German Isaf soldiers trains with Afghan National Army soldiers, October 2010 The German government wants the volunteer army to focus on missions abroad

Germany is to suspend conscription in July 2011 and switch to a volunteer military service, defence minister Karl-Theodor zu Guttenberg has said.

Conscription of German men will end but will remain in the country's constitution, Mr zu Guttenberg said.

The 250,000-strong German army, the Bundeswehr, is to be cut to around 185,000 soldiers, he added.

Currently all young German men are called to serve, but conscientious objectors can opt for social work.

Mr zu Guttenberg said the slimmed-down German army would focus on missions abroad.

Still popular

Volunteers would serve between 12 to 23 months and be able to deploy abroad after six months of service.

Currently, around 7,000 troops are abroad at any one time.
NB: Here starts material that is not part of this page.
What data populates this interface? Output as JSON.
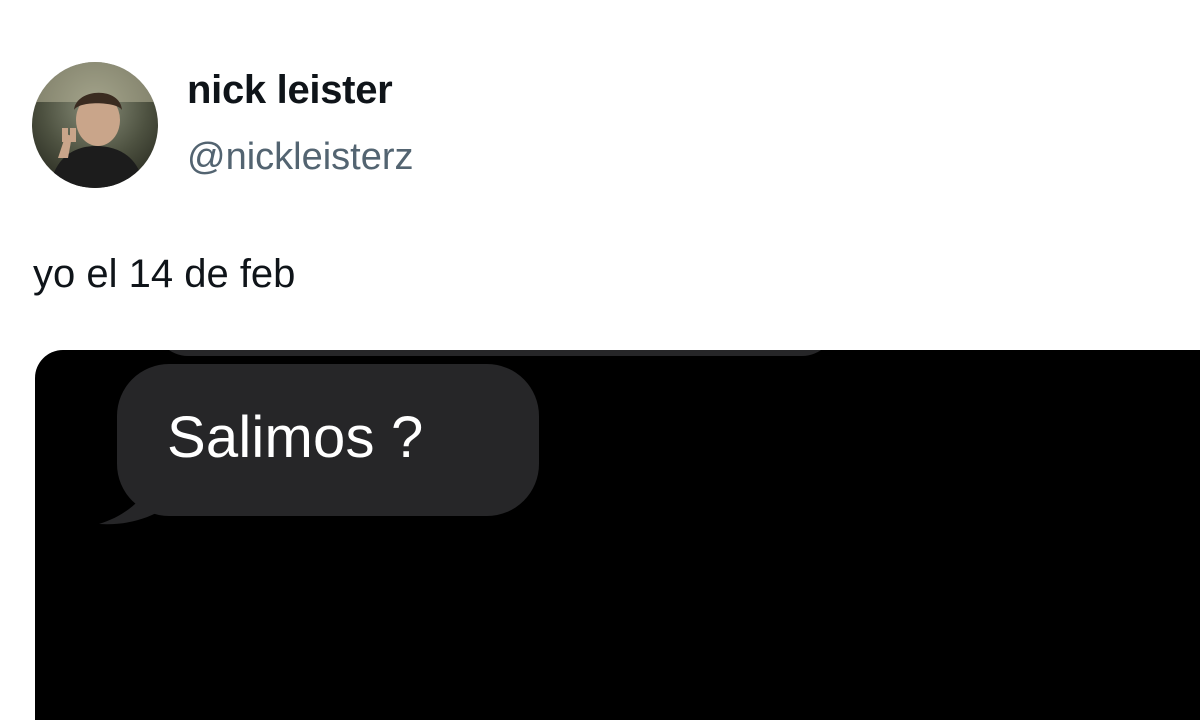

The government hoped that the reforms would allow for at least 10,000 soldiers to be deployed in the future, the defence minister said.

Germany is one of the few Nato countries to retain the draft, which was introduced after World War II to ensure that the military would never again become an elitist force with its own political power.

The BBC's Steven Evans in Berlin says that conscription remains popular, with opinion polls showing a majority of Germans in favour.

The government is suspending the measure to avoid rewriting the constitution, but nobody foresees the resumption of the draft, our correspondent says.

Parliament is expected to pass the reforms in December.